The photoluminescence of polycrystalline sintered ZnO codoped with Li+ and trivalent rate-earth (RE3+) ions (Dy3+, Er3+, Eu3+, Ho3+, Nd3+, Sm3+ and Tm3+) has been studied. The luminescence spectra depend upon the nature of the rare earth. The UV excitation of the Eu3+-, Dy3+-, Sm3+- and Tm3+- doped samples induces the luminescence of the RE3+ ions: in addition to the broad ZnO pattern, the spectra show the characteristic lines of the 4f transitions of the RE3+ ions. The UV excitation of the Er3+ -, Ho3+ - and Nd3+ - doped samples induces only the luminescence of ZnO with a partial reabsorption of the light by the RE3+ ions, no emission from the RE3+ ions being observed. Furthermore, the presence of Li+ ions increases the absorbance of the RE3+ ions and enables the observation of their luminescence under direct 4f-4f photoexcitation.

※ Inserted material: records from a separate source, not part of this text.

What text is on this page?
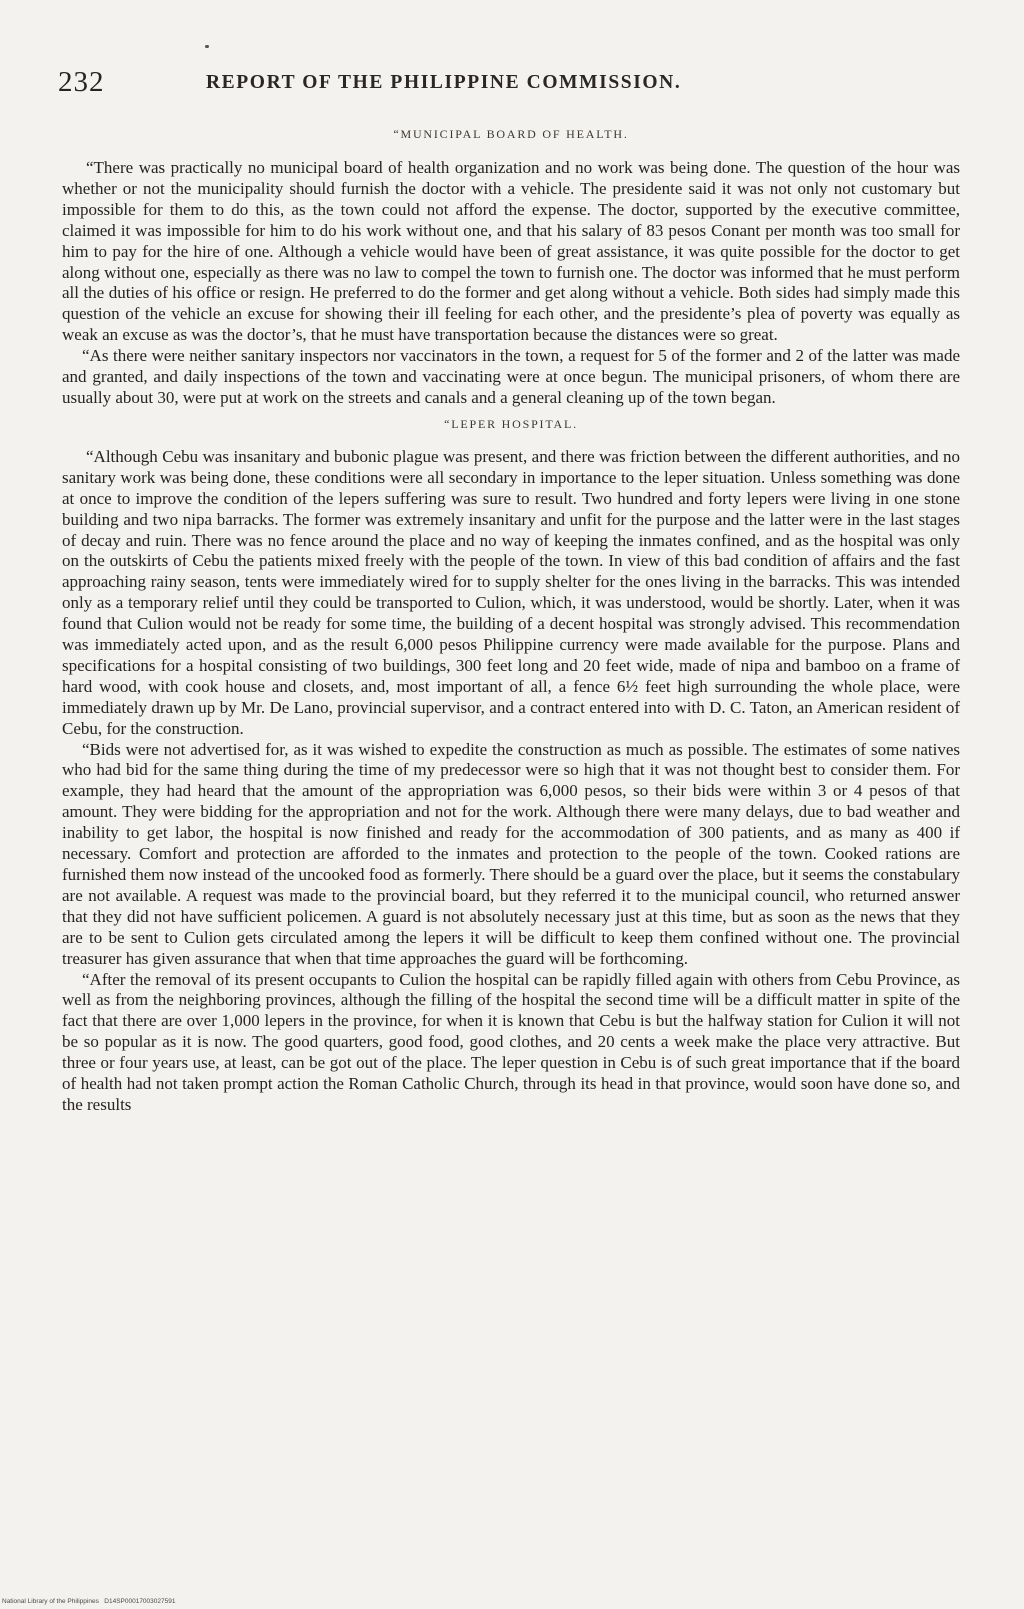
232	REPORT OF THE PHILIPPINE COMMISSION.
“MUNICIPAL BOARD OF HEALTH.

“There was practically no municipal board of health organization and no work was being done. The question of the hour was whether or not the municipality should furnish the doctor with a vehicle. The presidente said it was not only not customary but impossible for them to do this, as the town could not afford the expense. The doctor, supported by the executive committee, claimed it was impossible for him to do his work without one, and that his salary of 83 pesos Conant per month was too small for him to pay for the hire of one. Although a vehicle would have been of great assistance, it was quite possible for the doctor to get along without one, especially as there was no law to compel the town to furnish one. The doctor was informed that he must perform all the duties of his office or resign. He preferred to do the former and get along without a vehicle. Both sides had simply made this question of the vehicle an excuse for showing their ill feeling for each other, and the presidente’s plea of poverty was equally as weak an excuse as was the doctor’s, that he must have transportation because the distances were so great.

“As there were neither sanitary inspectors nor vaccinators in the town, a request for 5 of the former and 2 of the latter was made and granted, and daily inspections of the town and vaccinating were at once begun. The municipal prisoners, of whom there are usually about 30, were put at work on the streets and canals and a general cleaning up of the town began.

“LEPER HOSPITAL.

“Although Cebu was insanitary and bubonic plague was present, and there was friction between the different authorities, and no sanitary work was being done, these conditions were all secondary in importance to the leper situation. Unless something was done at once to improve the condition of the lepers suffering was sure to result. Two hundred and forty lepers were living in one stone building and two nipa barracks. The former was extremely insanitary and unfit for the purpose and the latter were in the last stages of decay and ruin. There was no fence around the place and no way of keeping the inmates confined, and as the hospital was only on the outskirts of Cebu the patients mixed freely with the people of the town. In view of this bad condition of affairs and the fast approaching rainy season, tents were immediately wired for to supply shelter for the ones living in the barracks. This was intended only as a temporary relief until they could be transported to Culion, which, it was understood, would be shortly. Later, when it was found that Culion would not be ready for some time, the building of a decent hospital was strongly advised. This recommendation was immediately acted upon, and as the result 6,000 pesos Philippine currency were made available for the purpose. Plans and specifications for a hospital consisting of two buildings, 300 feet long and 20 feet wide, made of nipa and bamboo on a frame of hard wood, with cook house and closets, and, most important of all, a fence 6½ feet high surrounding the whole place, were immediately drawn up by Mr. De Lano, provincial supervisor, and a contract entered into with D. C. Taton, an American resident of Cebu, for the construction.

“Bids were not advertised for, as it was wished to expedite the construction as much as possible. The estimates of some natives who had bid for the same thing during the time of my predecessor were so high that it was not thought best to consider them. For example, they had heard that the amount of the appropriation was 6,000 pesos, so their bids were within 3 or 4 pesos of that amount. They were bidding for the appropriation and not for the work. Although there were many delays, due to bad weather and inability to get labor, the hospital is now finished and ready for the accommodation of 300 patients, and as many as 400 if necessary. Comfort and protection are afforded to the inmates and protection to the people of the town. Cooked rations are furnished them now instead of the uncooked food as formerly. There should be a guard over the place, but it seems the constabulary are not available. A request was made to the provincial board, but they referred it to the municipal council, who returned answer that they did not have sufficient policemen. A guard is not absolutely necessary just at this time, but as soon as the news that they are to be sent to Culion gets circulated among the lepers it will be difficult to keep them confined without one. The provincial treasurer has given assurance that when that time approaches the guard will be forthcoming.

“After the removal of its present occupants to Culion the hospital can be rapidly filled again with others from Cebu Province, as well as from the neighboring provinces, although the filling of the hospital the second time will be a difficult matter in spite of the fact that there are over 1,000 lepers in the province, for when it is known that Cebu is but the halfway station for Culion it will not be so popular as it is now. The good quarters, good food, good clothes, and 20 cents a week make the place very attractive. But three or four years use, at least, can be got out of the place. The leper question in Cebu is of such great importance that if the board of health had not taken prompt action the Roman Catholic Church, through its head in that province, would soon have done so, and the results

National Library of the Philippines D14SP00017003027591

Additional experiments, X-ray analysis, scanning electron micrography and energy dispersive spectrometry indicate that the RE3+ ions are mainly located outside the ZnO microcrystals in the grain boundaries of the polycrystalline matrix where they are closely associated with Li+ ions. An energy transfer between ZnO and the RE3+ ions is evidenced only in the case of Tm3+. It is proposed that this energy transfer is a consequence of an electron/hole pair recombination at the grain boundaries involving the Tm2+ semi-reduced form.